Zulema tuvo que esperar hasta el verano para recoger los primeros frutos y cumplir con su promesa. Cuando la chicha estuvo lista, le acomodó un poto entre los sacos del maíz y encontró una bolsita de tela oscura; quiso abrirla, pero el tío Pancho se apareció al pie de la ventana convertido en chisco.
––¡Déjame ahí la bolsita, Zulemita!, ¡déjame ahí la bolsita!
––¿Qué guardas en esa bolsa mohosa? ––preguntó.
––Es mi checo…
––¿Tu checo?
––Sí. ¿Acaso ya no te acuerdas que yo siempre decía que cuando me vaya iba a llevarme mi checo? No recordaba dónde lo había soltado, si entre los espinos, los guabos viejos o los sacos del maíz… Pero no podía decírtelo porque las cosas que aquí se quedan deben buscarlas los vivos. Ahora sí, échalo en el río y él me lo dará mañana. Adiós, Zulemita…
Cuando el tío Pancho extendió las alas para marcharse, su esposa lo detuvo de un grito:
––¡Espérate, Francisco!
Y mi tío se detuvo, porque ella solo le decía Francisco cuando tenía que hablarle de asuntos muy serios.

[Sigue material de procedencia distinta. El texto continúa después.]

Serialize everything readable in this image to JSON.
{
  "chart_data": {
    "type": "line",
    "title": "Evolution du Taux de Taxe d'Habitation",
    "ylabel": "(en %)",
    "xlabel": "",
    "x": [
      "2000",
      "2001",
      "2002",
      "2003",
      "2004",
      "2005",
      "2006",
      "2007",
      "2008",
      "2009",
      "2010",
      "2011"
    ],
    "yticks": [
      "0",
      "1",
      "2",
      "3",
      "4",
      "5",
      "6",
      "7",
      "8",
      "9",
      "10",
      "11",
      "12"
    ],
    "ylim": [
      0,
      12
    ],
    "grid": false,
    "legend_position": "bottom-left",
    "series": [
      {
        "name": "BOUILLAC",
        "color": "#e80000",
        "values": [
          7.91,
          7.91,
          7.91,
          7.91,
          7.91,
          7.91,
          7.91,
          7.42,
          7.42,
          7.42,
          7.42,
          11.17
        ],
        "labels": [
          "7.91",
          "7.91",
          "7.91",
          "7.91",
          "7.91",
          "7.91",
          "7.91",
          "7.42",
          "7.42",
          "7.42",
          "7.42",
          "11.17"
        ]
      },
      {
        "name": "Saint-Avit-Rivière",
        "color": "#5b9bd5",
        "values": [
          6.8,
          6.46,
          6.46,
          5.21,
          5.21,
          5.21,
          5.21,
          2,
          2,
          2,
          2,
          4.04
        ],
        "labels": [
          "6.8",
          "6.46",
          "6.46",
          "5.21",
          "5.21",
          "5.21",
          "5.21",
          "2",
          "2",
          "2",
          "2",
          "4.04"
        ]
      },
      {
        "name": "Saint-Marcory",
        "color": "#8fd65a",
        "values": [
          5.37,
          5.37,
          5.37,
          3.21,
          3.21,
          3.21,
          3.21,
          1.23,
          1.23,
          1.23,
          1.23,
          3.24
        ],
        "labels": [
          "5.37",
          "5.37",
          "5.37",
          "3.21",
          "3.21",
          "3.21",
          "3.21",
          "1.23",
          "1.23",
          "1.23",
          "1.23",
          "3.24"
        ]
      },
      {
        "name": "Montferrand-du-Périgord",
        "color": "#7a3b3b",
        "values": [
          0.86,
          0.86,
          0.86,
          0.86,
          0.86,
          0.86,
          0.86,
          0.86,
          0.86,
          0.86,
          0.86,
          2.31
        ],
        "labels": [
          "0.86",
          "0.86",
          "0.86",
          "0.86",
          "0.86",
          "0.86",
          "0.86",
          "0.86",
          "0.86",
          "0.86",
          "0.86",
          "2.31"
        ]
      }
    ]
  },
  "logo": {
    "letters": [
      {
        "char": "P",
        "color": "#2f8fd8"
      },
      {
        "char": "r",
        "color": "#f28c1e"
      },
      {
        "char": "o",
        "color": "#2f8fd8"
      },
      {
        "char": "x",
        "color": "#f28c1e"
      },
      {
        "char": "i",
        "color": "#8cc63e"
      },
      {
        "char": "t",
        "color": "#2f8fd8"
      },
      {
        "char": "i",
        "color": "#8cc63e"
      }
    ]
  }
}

––Háblame pronto, mujer, que ahora sí tengo apuro…
Zulema frunció el ceño y juntó sus manos a la espalda.
––Ya tengo ochenta y dos años, Francisco, y a veces me siento muy cansada. ¿No quieres que te acompañe?
El tío Pancho se inclinó sobre la rama y un instante ocultó la cabeza entre las alas. Luego de un breve silencio le preguntó:
––¿Estás segura, Zulemita?
––Claro, hombre… Yo nunca hablo por las puras…
El chisco abrió las alas y se posó en el hombro de Zulema.
––Entonces, ya no lleves mi checo al río; esta noche acuéstate en mi hamaca y mañana me verás…
––¿Tan fácil, hombre de Dios? ¡Entonces, hasta mañana!
Y como Pancho y Zulema amaron siempre la campiña, aparecen cualquier día en lo que fueron sus chacras y se alegran de su nieto que todavía cultiva la tierra. Él llega convertido en chisco y ella, en una hermosa cucula.